Sam Mullet and his followers were members of a cult—they were not really Amish people, according to Donald Kraybill, a leading scholar of Anabaptist studies at Elizabethtown College. Mullet, plus a number of men and women in his congregation, were convicted last September in federal court of hate crimes for aggressively cutting the hair and beards of people in the autumn of 2011.
Kraybill explained his perspectives at a public seminar held at the Young Center for Anabaptist and Pietist Studies on the Elizabethtown (PA) campus two weeks ago. His views appear to be similar to those of another prominent scholar of Amish studies, David Weaver-Zercher, who gave a similar presentation only three weeks earlier.
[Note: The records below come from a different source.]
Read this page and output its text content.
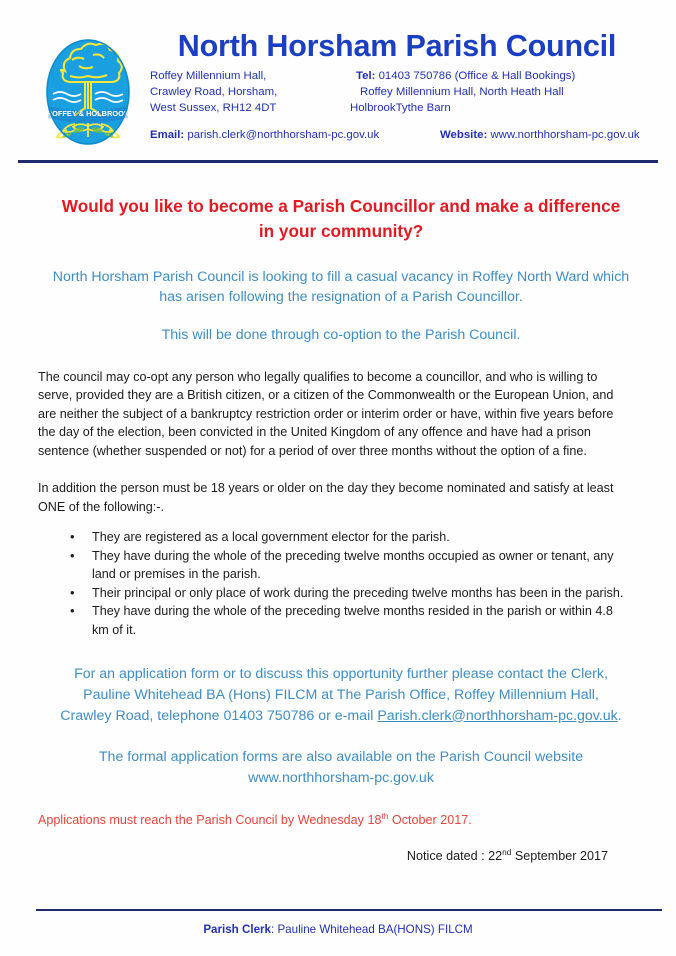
ROFFEY & HOLBROOK
North Horsham Parish Council
Roffey Millennium Hall,
Crawley Road, Horsham,
West Sussex, RH12 4DT
Tel: 01403 750786 (Office & Hall Bookings)
Roffey Millennium Hall, North Heath Hall
HolbrookTythe Barn
Email: parish.clerk@northhorsham-pc.gov.uk	Website: www.northhorsham-pc.gov.uk
Would you like to become a Parish Councillor and make a difference in your community?
North Horsham Parish Council is looking to fill a casual vacancy in Roffey North Ward which has arisen following the resignation of a Parish Councillor.
This will be done through co-option to the Parish Council.
The council may co-opt any person who legally qualifies to become a councillor, and who is willing to serve, provided they are a British citizen, or a citizen of the Commonwealth or the European Union, and are neither the subject of a bankruptcy restriction order or interim order or have, within five years before the day of the election, been convicted in the United Kingdom of any offence and have had a prison sentence (whether suspended or not) for a period of over three months without the option of a fine.
In addition the person must be 18 years or older on the day they become nominated and satisfy at least ONE of the following:-.
• They are registered as a local government elector for the parish.
• They have during the whole of the preceding twelve months occupied as owner or tenant, any land or premises in the parish.
• Their principal or only place of work during the preceding twelve months has been in the parish.
• They have during the whole of the preceding twelve months resided in the parish or within 4.8 km of it.
For an application form or to discuss this opportunity further please contact the Clerk, Pauline Whitehead BA (Hons) FILCM at The Parish Office, Roffey Millennium Hall, Crawley Road, telephone 01403 750786 or e-mail Parish.clerk@northhorsham-pc.gov.uk.
The formal application forms are also available on the Parish Council website
www.northhorsham-pc.gov.uk
Applications must reach the Parish Council by Wednesday 18th October 2017.
Notice dated : 22nd September 2017
Parish Clerk: Pauline Whitehead BA(HONS) FILCM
The two scholars have collaborated in writing two different books about the Amish (Kraybill et al. 2007 and 2010).
Kraybill told the 250 people who attended his talk that Mullet was a loner who didn’t really affiliate his group in Bergholtz, Ohio, with other Amish districts. His group thrived for a while after he founded it in 1995, but after he excommunicated eight families in 2006, the group started having serious troubles.
About 300 Amish bishops gathered together in Ulysses, Pennsylvania, to discuss the situation in Bergholtz. The extent and style of the excommunications were extraordinarily arbitrary, the professor said. “He was a lone ranger and was basically independent,” he told the audience.
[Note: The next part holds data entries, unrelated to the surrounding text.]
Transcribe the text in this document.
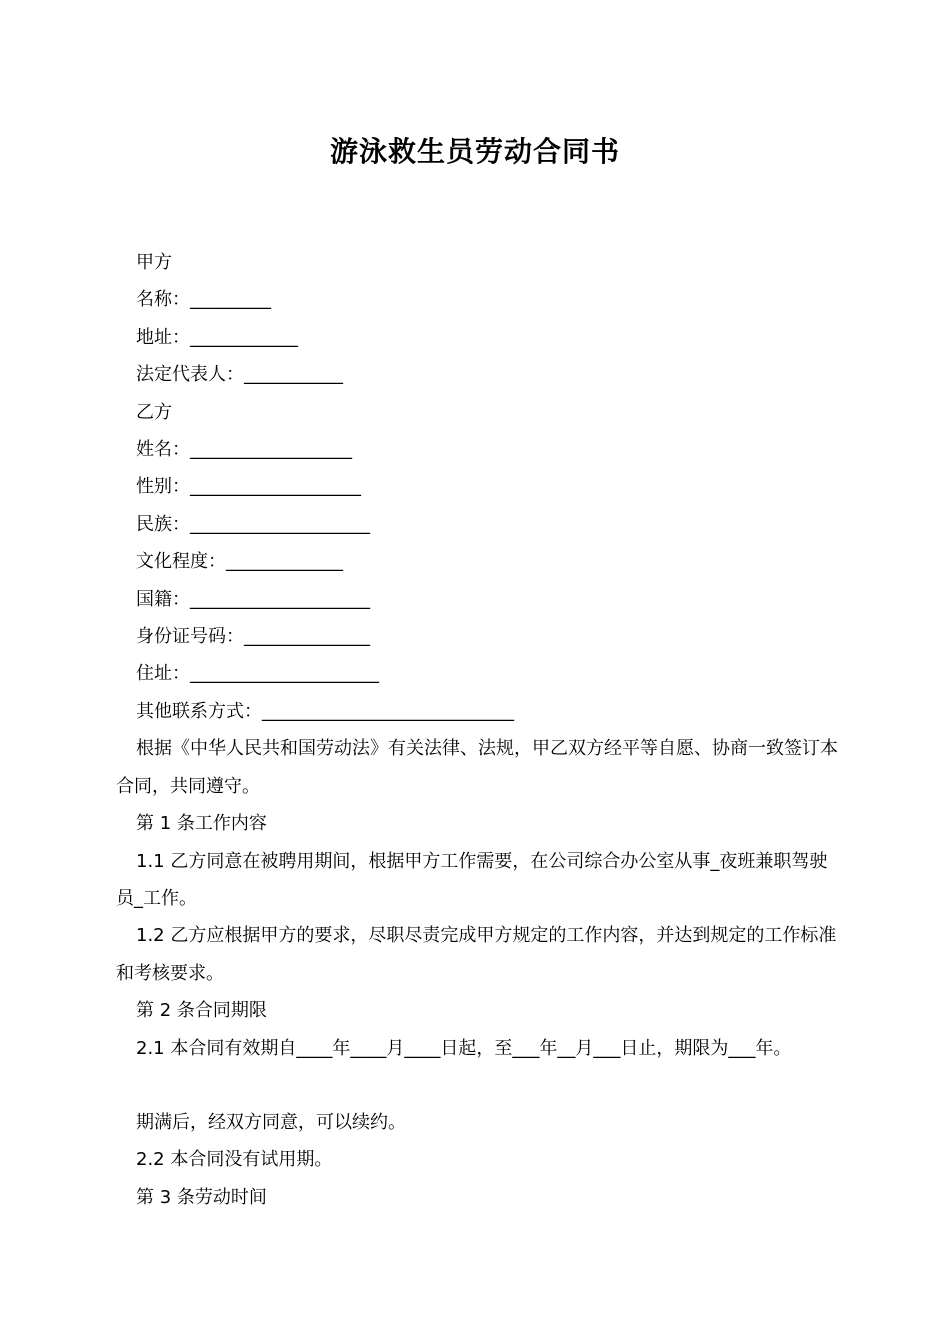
游泳救生员劳动合同书

甲方

名称：_________

地址：____________

法定代表人：___________

乙方

姓名：__________________

性别：___________________

民族：____________________

文化程度：_____________

国籍：____________________

身份证号码：______________

住址：_____________________

其他联系方式：____________________________

根据《中华人民共和国劳动法》有关法律、法规，甲乙双方经平等自愿、协商一致签订本合同，共同遵守。

第 1 条工作内容

1.1 乙方同意在被聘用期间，根据甲方工作需要，在公司综合办公室从事_夜班兼职驾驶员_工作。

1.2 乙方应根据甲方的要求，尽职尽责完成甲方规定的工作内容，并达到规定的工作标准和考核要求。

第 2 条合同期限

2.1 本合同有效期自____年____月____日起，至___年__月___日止，期限为___年。

期满后，经双方同意，可以续约。

2.2 本合同没有试用期。

第 3 条劳动时间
The gathering of bishops decided to make an exception for Mullet’s actions and agreed to accept the excommunicated families into other church districts. Kraybill explained that the decision by the bishops undercut Mullet’s authority, since Amish people in Bergholtz could then disobey his whims and not fear his power over them. They could easily gain acceptance into another district, if necessary.
From that point on, according to Kraybill, Mullet’s hold on his group started to go downhill, and it became more and more cult-like. Mullet started to consider himself as pure, a figure like Elijah, and all other Amish in his mind were wrong. He thought of himself “as a prophet of God, and all the other Amish as prophets of Baal,” Kraybill argued.
The cultish characteristics increased. He subjected disobedient members to physical punishments, locked members who crossed him in a chicken coop, and sexually abused the wives of members. His attitudes and activities led to further excommunications, followed by the beard and hair cutting incidents. These activities prompted police action and then federal involvement under the hate crimes statute.
Because of all those developments, Kraybill denies, as Weaver-Zercher did, that Mullet and his followers were actually Amish. “In my opinion they were moving very rapidly in a cult-like direction, so I do not like to use the word Amish because I think they represent all sorts of things that are not at all at the heart and soul of genuine Amish faith and worship,” Kraybill concluded.
He added that neither riding around in a horse-drawn buggy, nor dressing differently, makes one an Amish person. The infamous actions in the vicinity of Bergholtz, Ohio, a year and a half ago clearly set them apart from the peaceful society known as the “Amish,” in the opinions of two leading scholars on the subject.